The US high yield market could have been forgiven for taking a breather in 2021 after the wild swings of 2020, a year which managed to feature both a month of zero supply in March and full-year volume of $418bn, an all-time record. Instead, US HY has ridden its considerable momentum into the new year with issuers placing a further $51.9bn in the hands of investors last month, the busiest January on record and the third busiest month ever.
While very much in contrast to the relatively more subdued supply we have seen in Europe so far this year, this latest surge of higher beta supply is hardly a surprise, driven as it is by the now familiar trends of low borrowing costs and strong market support from the Federal Reserve. However, the composition of the supply does appear to be evolving and this should be of interest to investors looking for opportunities in a market that has rallied at relentless pace in recent months. CCC rated debt accounted for $12.88bn or 25% of the January total, its strongest showing in months.
Again we can’t really say we are surprised by this interest in lower quality names, since it is being driven mainly by growing confidence among the investor community in pro-cyclicality. The support mechanisms in the marketplace are strong, ranging from central bank policy to anticipated fiscal stimulus and early success in the rollout of vaccines, all of which should lead to better economic fundamentals going forward. Importantly the Fed chair, Jerome Powell, has recently reinforced the central bank’s policy targets as full employment and 2% inflation, emphasising that transient inflation would not move the needle and highlighting the need to improve job creation.
With this supportive market backdrop, what can we expect over the next few quarters? Looking at how the use of high yield bond proceeds evolves this year could again be instructive; 2020 saw 64% of deals used for refinancing, with 24% for general corporate purposes and about 8% for mergers and acquisitions (M&A). Balance sheet repair and bolstering cash balances was evidently crucial for firms in the early stages of the pandemic, but as the speed of recovery has escalated we have seen refinancing and lowering cost of capital become more prevalent. This year once again should see a high percentage of refinancing, but we would not be surprised to see a relatively material pick-up in M&A financing as companies seek to take advantage of opportunities created by the economic turmoil coupled with lower financing costs.
Furthermore, those companies that found it hard to access markets over the course of the last year would now appear able to tap the markets, which gives investors a decision to make – do they go fishing in CCCs? With credit spreads having moved such a long way in such a short period (IG spreads, for example, haven’t just gone through pre-COVID levels but are now threatening the tights of the previous cycle), it would be easy to see the appeal of doing so. While capital gains were hard to come by in January as the risk rally took a definite pause, US CCCs returned an impressive 2.5% for the month.
Earlier in this most rapidly evolving cycle we had warned of the dangers of shopping in the very lowest ratings bands at the early phase of the recovery, since in our view there have been more prudent ways of adding more pro-cyclicality to bond portfolios, such as higher rated subordinated financials, corporate hybrids and European CLOs. But whether we like it or not, we now expect CCCs to be one of the best performing credit sectors in 2021 as spreads generally grind tighter along with compression between ratings bands, and some of the market’s best trade ideas this year are likely to come with a CCC label.

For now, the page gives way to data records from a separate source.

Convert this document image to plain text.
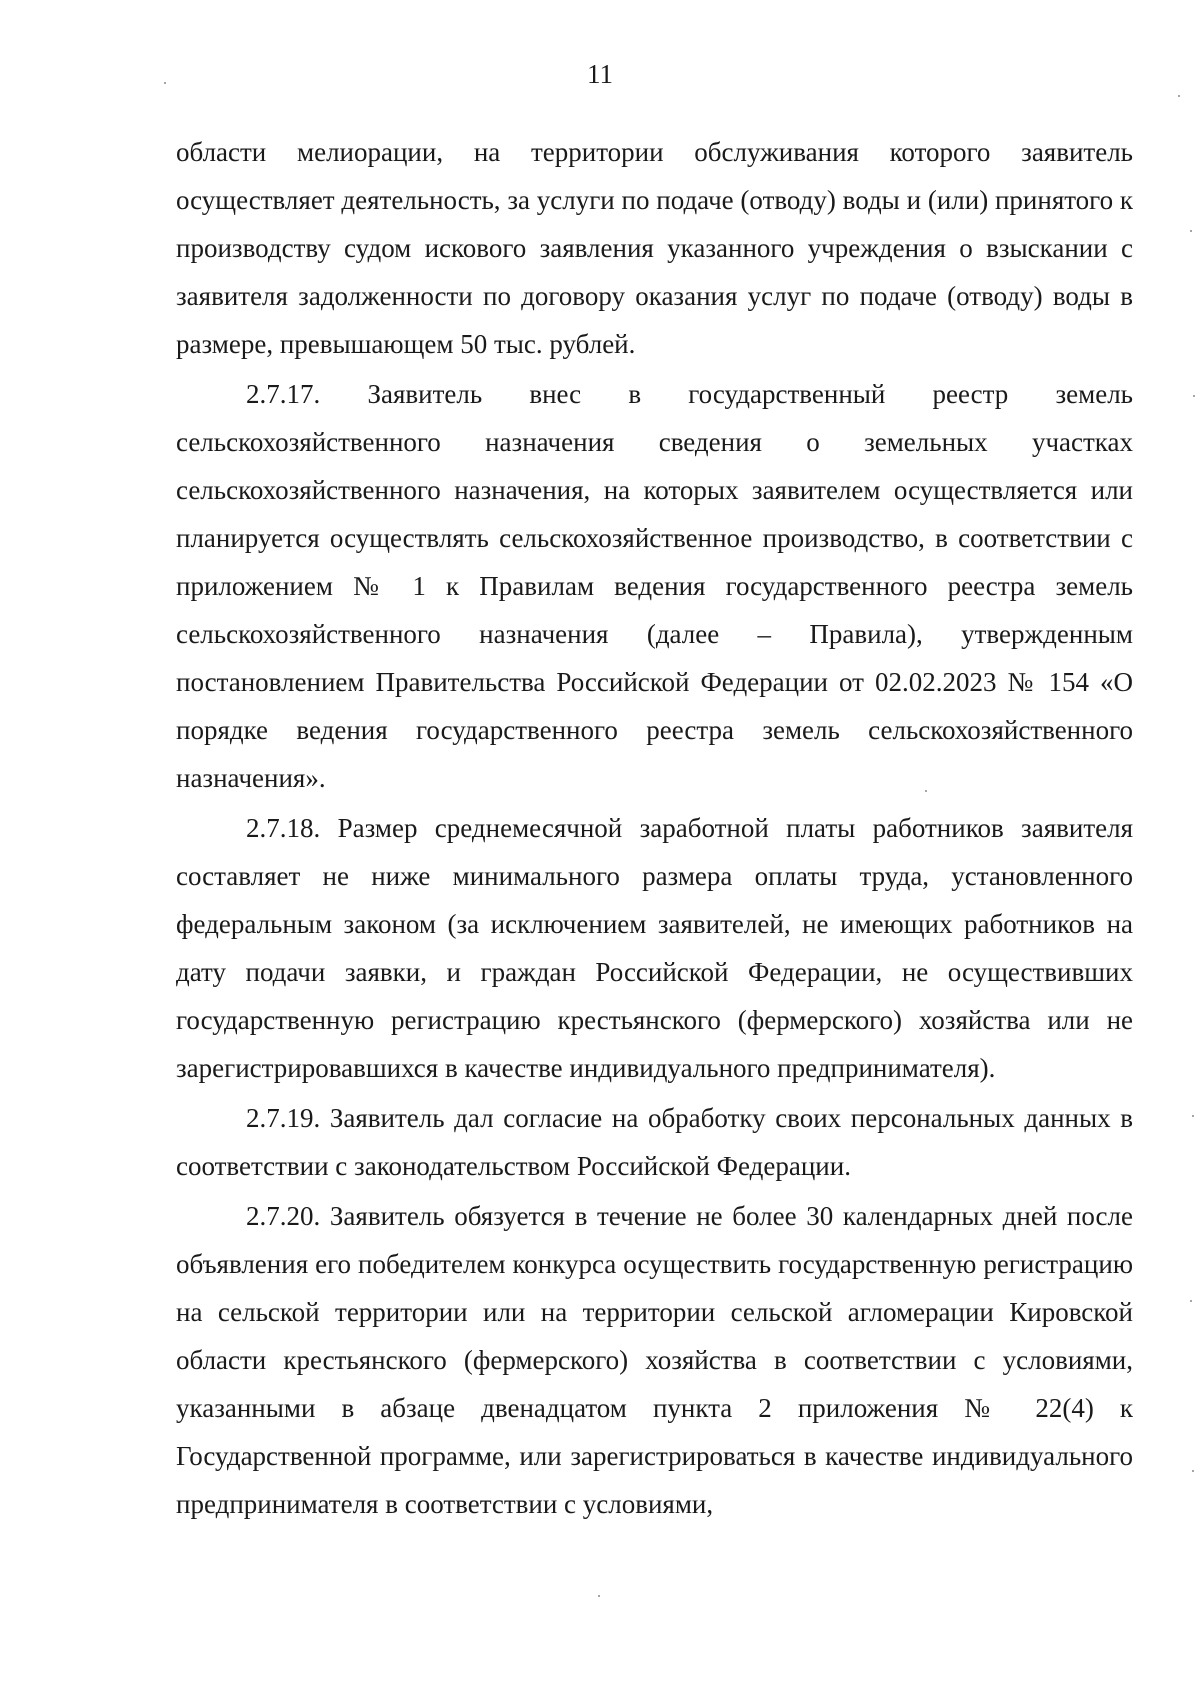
11

области мелиорации, на территории обслуживания которого заявитель осуществляет деятельность, за услуги по подаче (отводу) воды и (или) принятого к производству судом искового заявления указанного учреждения о взыскании с заявителя задолженности по договору оказания услуг по подаче (отводу) воды в размере, превышающем 50 тыс. рублей.

2.7.17. Заявитель внес в государственный реестр земель сельскохозяйственного назначения сведения о земельных участках сельскохозяйственного назначения, на которых заявителем осуществляется или планируется осуществлять сельскохозяйственное производство, в соответствии с приложением № 1 к Правилам ведения государственного реестра земель сельскохозяйственного назначения (далее – Правила), утвержденным постановлением Правительства Российской Федерации от 02.02.2023 № 154 «О порядке ведения государственного реестра земель сельскохозяйственного назначения».

2.7.18. Размер среднемесячной заработной платы работников заявителя составляет не ниже минимального размера оплаты труда, установленного федеральным законом (за исключением заявителей, не имеющих работников на дату подачи заявки, и граждан Российской Федерации, не осуществивших государственную регистрацию крестьянского (фермерского) хозяйства или не зарегистрировавшихся в качестве индивидуального предпринимателя).

2.7.19. Заявитель дал согласие на обработку своих персональных данных в соответствии с законодательством Российской Федерации.

2.7.20. Заявитель обязуется в течение не более 30 календарных дней после объявления его победителем конкурса осуществить государственную регистрацию на сельской территории или на территории сельской агломерации Кировской области крестьянского (фермерского) хозяйства в соответствии с условиями, указанными в абзаце двенадцатом пункта 2 приложения № 22(4) к Государственной программе, или зарегистрироваться в качестве индивидуального предпринимателя в соответствии с условиями,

We think it is indeed time to begin the search for recovery stories and deleveraging credits in sectors where the execution strategy is likely to succeed. This point we think is very important. Not only do companies’ management have to want to improve their financial profile, they also need the economic backdrop to facilitate it and sufficient cash to get them there. If there are companies that fulfil these criteria at the bottom of the ratings spectrum then they could indeed be worthy of closer scrutiny, and would likely produce some of the strongest returns. However, we would still urge a material amount of caution when considering investing in the lowest ratings cohorts, as defaults are still likely to come through and it is in these ratings bands where volatility is typically highest.
In our view, then, this robust new issue pipeline of lower quality credit is worth poring over as there are likely to be some good stories in here for investors with sufficient liquidity to get involved.